Monday, March 9, 2015

Someone's knocking at the door

 Surely the last thing on anyone's mind is their lawn as we trudge across frozen tundra, yet the calls , emails, flyers and yes, door knocking have been going on for a few months now. One company was out knocking before Christmas if you can believe it?

No matter how you've been contacted your focus should remain the same, if lawn care is something you are considering when the grass is finally visible, do your homework!

With Google at your finger tips it isn't hard these days to find information on anything, if you do a little digging. Sites like Homestars who collect customer comments on many service industry businesses make it even easier. But be aware if you use this site  when checking out a company, especially when you have too many polarized comments,. I would trust a company with consistent 7 and 8's over one that yoyos from 0 to 10 constantly.

For some, price may be an issue, but you need to ask yourself if that, "too good to be true" price is going to lead to a barrage of calls to upsell you extra applications like aeration, grub control and other services to crack the piggy bank. Many times companies use scare tactics like, "you could lose your lawn if you don't get this application," and it works. If you are unsure, ask for a service call and a technician who can show you the issue before you sign on the dotted.

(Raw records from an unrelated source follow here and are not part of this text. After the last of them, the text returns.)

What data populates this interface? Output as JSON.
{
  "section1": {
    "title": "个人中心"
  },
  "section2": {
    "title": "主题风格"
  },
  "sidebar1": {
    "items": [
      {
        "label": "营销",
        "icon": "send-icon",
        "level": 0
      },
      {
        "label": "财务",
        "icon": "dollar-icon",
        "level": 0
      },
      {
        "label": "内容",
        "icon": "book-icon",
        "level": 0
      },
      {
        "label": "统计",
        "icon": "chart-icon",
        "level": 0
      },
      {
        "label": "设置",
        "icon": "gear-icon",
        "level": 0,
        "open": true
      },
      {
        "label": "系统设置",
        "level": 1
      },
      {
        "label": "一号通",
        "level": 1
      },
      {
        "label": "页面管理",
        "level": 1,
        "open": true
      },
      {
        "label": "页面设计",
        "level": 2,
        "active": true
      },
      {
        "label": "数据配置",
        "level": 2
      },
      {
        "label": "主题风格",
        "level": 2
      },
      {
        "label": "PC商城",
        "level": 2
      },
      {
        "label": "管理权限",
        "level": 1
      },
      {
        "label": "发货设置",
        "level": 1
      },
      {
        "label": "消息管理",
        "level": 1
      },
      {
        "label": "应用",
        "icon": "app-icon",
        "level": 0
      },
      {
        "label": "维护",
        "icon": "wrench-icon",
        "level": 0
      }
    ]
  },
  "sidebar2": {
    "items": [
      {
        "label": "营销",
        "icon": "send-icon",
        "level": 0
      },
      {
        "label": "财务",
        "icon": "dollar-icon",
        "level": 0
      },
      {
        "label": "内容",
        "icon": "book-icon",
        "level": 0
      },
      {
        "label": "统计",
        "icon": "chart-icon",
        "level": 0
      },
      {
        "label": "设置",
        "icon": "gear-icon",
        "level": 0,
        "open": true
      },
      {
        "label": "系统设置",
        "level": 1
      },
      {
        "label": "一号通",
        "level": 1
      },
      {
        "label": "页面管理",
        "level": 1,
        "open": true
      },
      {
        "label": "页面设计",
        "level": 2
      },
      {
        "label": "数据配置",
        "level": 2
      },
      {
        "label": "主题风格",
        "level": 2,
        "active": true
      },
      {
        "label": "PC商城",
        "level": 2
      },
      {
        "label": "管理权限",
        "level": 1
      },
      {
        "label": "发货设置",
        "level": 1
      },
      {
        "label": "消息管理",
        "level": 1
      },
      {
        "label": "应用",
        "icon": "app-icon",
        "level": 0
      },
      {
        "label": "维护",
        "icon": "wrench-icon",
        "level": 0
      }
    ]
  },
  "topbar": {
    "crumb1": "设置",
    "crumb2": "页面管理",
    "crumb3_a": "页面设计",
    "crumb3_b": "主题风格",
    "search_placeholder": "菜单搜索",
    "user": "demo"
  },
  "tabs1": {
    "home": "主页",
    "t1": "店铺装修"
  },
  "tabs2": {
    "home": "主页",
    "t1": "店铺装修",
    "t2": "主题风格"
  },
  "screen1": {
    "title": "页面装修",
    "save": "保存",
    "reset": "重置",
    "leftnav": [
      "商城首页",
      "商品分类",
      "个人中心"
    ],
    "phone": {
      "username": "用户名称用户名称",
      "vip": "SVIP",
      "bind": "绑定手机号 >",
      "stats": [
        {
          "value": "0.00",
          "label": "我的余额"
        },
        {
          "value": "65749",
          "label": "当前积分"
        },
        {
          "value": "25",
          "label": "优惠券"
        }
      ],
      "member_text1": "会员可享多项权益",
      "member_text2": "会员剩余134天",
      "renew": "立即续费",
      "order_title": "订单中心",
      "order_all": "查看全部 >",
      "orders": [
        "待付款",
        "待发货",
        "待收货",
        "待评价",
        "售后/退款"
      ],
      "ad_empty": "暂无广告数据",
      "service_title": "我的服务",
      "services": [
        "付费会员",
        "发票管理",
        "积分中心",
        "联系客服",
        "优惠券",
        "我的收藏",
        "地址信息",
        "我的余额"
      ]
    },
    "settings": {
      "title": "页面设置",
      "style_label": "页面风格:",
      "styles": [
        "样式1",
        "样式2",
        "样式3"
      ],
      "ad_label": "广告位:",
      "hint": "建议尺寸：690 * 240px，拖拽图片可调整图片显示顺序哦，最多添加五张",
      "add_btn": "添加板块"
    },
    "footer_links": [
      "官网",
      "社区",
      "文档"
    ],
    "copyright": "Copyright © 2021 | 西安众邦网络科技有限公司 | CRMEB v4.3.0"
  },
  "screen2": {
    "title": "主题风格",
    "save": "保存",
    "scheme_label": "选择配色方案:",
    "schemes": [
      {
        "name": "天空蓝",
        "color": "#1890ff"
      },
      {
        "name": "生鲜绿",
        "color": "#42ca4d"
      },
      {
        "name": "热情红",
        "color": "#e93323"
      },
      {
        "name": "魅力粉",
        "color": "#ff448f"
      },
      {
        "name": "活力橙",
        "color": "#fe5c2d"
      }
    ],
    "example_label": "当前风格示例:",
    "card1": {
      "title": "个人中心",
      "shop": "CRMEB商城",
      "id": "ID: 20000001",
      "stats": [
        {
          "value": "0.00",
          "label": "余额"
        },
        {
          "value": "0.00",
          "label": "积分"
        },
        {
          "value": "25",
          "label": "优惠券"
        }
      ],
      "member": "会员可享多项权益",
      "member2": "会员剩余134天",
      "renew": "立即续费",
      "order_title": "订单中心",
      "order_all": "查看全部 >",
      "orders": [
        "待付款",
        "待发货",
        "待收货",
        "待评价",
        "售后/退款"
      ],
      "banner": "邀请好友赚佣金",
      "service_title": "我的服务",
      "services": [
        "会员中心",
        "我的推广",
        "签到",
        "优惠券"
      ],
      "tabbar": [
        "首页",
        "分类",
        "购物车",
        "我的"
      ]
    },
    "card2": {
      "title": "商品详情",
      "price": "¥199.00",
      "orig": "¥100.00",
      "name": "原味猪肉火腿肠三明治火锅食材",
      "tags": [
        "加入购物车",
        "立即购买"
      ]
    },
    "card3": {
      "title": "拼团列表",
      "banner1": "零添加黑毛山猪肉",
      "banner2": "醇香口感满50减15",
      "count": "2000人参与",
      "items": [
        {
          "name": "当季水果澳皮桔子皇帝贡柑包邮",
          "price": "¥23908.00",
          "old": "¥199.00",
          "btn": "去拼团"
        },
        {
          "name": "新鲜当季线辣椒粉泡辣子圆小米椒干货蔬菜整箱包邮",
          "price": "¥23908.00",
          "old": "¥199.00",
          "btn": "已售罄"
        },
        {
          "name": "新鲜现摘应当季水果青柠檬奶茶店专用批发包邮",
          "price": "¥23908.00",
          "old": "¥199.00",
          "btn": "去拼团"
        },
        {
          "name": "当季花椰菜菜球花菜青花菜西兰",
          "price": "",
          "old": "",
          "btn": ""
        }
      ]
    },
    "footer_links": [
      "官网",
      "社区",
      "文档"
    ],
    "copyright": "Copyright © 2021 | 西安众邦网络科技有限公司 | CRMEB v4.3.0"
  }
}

Read between the lines. A lush beautiful lawn for $6 dollars a week may sound nice until you realize that is averaged over 52 weeks and not a 7 month lawn season.

Also an initial price may only include a couple of Fiesta weed controls and if you need more than two sprays the charges will start.

Read the fine print! Is the company you are signing with a continuous service company. In other words, are they going to keep coming year after year until you tell them "no". In some cases that won't be enough and you'll have to jump through hoops to get a cancellation number. Sadly this is how some of the dinosaurs still operate.

Understand, a bigger company will likely have a greater share of unlicensed and novice technicians who will be learning their trade on your lawn. Mistakes are made by the best, but I've also seen some real bone-head applications by technicians who didn't know any better.

Most importantly, use your gut. If you have a good feeling about who you are going to use, take the plunge. After all, the reason you are considering this is to take the stress off of having to do timely applications yourself. If the company you hire is adding to your stress level, close the door and go a different direction.